Des coalitions en action : du faire ensemble au bien s’entendre
Cet article a été rédigé suite à l’événement Face à l’urgence écologique : des coalitions en action organisé par Ouishare et GRDF le 5 juillet dernier à la Maison de la Conversation. Il est tiré de la table-ronde intitulée : Comment passer de bien s’entendre à faire ensemble. Avec pour intervenant·es :
- Sarah Ouattara, entrepreneuse et fondatrice de Samara
- Patrick Bernard, fondateur de la République des Hyper voisins
- Renaud Francomme, directeur territorial chez GRDF
A la modération, Clothilde Sauvages, connector Ouishare.
La tendance n’est pas nouvelle, cela fait déjà quelques années que les sièges sociaux de nombreuses entreprises migrent de Paris vers la Seine Saint Denis. Pourtant, rares sont les exemples où ces aménagements permettent de créer de la valeur économique ou de la porosité sur ce territoire, entre ses habitants et les salariés. Au contraire, certaines entreprises poussent l'autarcie au point de proposer à leurs employés un service de navette leur permettant d’éviter tout déplacement sur le 93, tandis que d’autres font déjà chemin inverse et retournent intra-muros… Une bien étrange conception de l’implantation territoriale.
Ces exemples pointent du doigt la nécessité de travailler le “faire ensemble”. C’est en tous cas le pari que Sarah Ouattara, Renaud Francomme et Patrick Bernard ont fait, chacun à leur échelle : les deux premiers en lien avec les entreprises, le dernier avec les habitants d’un quartier.
Chaque partie prenante doit se poser égoïstement la question de ce qu’elle a vraiment à y gagner pour que l’action collective soit un succès
Faut-il bien s’entendre pour faire ensemble ?

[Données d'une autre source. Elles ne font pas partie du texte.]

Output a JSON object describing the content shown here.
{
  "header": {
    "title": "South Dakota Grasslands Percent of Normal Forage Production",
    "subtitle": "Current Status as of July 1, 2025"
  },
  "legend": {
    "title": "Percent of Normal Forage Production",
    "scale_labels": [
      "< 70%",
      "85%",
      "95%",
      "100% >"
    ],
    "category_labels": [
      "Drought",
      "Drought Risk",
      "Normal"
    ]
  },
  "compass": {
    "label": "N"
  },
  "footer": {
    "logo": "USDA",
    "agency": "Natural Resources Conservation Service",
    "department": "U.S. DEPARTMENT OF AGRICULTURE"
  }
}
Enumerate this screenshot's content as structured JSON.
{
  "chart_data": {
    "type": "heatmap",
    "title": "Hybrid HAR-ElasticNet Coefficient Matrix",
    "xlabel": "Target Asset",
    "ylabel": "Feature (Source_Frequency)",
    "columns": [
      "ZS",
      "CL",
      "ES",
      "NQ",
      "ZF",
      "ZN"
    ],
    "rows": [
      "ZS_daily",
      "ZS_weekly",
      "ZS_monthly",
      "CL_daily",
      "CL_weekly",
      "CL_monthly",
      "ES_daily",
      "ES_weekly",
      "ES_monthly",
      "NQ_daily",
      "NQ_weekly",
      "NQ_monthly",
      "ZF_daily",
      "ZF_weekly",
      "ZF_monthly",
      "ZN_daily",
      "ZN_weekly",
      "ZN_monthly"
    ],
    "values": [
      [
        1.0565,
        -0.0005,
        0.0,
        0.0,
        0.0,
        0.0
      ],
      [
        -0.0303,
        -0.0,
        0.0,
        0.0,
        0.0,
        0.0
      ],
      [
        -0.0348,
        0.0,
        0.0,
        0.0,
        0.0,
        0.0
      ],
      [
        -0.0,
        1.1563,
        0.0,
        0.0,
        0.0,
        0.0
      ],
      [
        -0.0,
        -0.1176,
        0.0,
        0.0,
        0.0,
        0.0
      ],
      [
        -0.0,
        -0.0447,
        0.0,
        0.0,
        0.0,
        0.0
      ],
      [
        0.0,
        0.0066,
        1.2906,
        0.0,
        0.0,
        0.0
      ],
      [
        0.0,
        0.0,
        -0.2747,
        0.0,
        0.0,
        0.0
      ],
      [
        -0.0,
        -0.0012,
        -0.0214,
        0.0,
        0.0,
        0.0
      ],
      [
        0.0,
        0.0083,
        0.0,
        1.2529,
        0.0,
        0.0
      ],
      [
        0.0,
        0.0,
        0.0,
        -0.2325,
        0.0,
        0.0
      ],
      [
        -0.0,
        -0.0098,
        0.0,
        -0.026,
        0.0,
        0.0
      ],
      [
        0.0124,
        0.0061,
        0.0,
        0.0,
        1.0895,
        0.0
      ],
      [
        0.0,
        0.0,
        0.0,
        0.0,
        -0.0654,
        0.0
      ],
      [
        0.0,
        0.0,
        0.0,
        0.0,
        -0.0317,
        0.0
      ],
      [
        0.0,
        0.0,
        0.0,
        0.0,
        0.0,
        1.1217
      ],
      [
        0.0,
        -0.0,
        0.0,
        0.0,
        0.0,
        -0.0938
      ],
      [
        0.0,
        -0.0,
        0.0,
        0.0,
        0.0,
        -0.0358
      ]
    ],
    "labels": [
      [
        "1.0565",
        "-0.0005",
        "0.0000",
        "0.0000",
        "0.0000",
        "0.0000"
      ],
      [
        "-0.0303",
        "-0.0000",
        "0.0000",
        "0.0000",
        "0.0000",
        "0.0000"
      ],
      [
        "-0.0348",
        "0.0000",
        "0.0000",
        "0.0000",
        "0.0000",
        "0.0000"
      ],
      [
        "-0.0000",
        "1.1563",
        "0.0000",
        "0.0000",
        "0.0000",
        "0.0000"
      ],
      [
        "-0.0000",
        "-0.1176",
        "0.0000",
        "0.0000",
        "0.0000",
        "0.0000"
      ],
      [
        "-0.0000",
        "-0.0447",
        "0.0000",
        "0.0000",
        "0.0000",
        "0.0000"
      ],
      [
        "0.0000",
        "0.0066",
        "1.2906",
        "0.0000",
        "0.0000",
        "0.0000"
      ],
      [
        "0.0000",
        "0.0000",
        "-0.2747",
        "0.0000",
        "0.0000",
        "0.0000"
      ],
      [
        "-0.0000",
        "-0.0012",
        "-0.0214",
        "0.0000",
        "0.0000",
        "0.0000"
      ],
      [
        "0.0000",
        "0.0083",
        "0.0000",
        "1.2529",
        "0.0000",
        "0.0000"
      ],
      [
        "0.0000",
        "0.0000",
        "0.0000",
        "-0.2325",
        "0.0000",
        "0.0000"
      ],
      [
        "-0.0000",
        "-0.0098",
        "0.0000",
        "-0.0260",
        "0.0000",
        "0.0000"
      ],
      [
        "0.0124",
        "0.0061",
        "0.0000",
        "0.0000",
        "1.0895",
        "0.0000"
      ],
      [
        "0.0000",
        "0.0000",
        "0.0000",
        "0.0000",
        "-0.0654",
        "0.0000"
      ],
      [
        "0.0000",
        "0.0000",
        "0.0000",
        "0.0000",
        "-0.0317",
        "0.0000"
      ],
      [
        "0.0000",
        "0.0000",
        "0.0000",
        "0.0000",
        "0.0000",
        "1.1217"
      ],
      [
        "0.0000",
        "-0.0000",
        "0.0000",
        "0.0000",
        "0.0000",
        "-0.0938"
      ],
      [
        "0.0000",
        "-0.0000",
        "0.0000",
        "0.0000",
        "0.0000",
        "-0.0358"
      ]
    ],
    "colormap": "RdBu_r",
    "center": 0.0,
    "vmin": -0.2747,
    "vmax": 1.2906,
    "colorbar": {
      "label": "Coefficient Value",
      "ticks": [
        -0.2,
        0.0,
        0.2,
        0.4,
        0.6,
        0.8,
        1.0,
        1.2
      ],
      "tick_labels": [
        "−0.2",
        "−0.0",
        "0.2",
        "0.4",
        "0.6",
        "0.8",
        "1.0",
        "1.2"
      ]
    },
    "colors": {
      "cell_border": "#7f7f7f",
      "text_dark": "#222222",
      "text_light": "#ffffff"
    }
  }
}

Pour Patrick Bernard, fondateur de « La République des Hypers Voisins » qui regroupe 15 000 habitants dans le 14e arrondissement, il n’est pas nécessaire de bien s’entendre pour faire ensemble. Cela n’a jamais été un objectif au cœur des hypers-voisins, ni même un préalable à l’action. Ce qui importe selon lui pour faire ensemble, ce sont les “liens faibles” qui permettent de bâtir un socle minimum entre des personnes. “C’est par exemple le fait de se dire bonjour, car dire bonjour est le plus petit dénominateur commun de la relation humaine”. Pour Sarah Ouattara également, il n’est pas nécessaire de bien s’entendre pour faire ensemble. Au contraire, son expérience avec Samara, l’entreprise qu’elle a fondée pour mettre en relation des entreprises qui s’implantent en Seine Saint Denis avec des talents locaux, lui a plutôt démontré le contraire. “Il m’est arrivé d’organiser un cocktail avec des jeunes en insertion pour la directrice communication d’une grande entreprise. Je me rappelle de sa réaction lorsque le jour-j elle a goûté la première pièce alors même qu’elle n’avait jamais pris le temps de discuter du menu avec nous : “hmmm et en plus c’est bon…”. Cette réaction témoigne selon moi de sa logique : elle ne cherchait pas à faire ensemble ou à contribuer à l’économie locale, mais à bien s'entendre, en faisant sa petite action sans lendemain sur le territoire.” Selon cette dernière, bien s’entendre serait donc plutôt un frein qu’un levier au développement de projets collectifs car cela aurait pour conséquence que chacun se satisfait de sa posture, sans tenter de la dépasser : “L'entreprise subventionne, le salarié comme les habitants se congratulent, mais rien ne se passe”. C’est au contraire lorsque chaque partie prenante se pose égoïstement la question de ce qu’elle a vraiment à y gagner que l’action collective a des chances d’être un succès.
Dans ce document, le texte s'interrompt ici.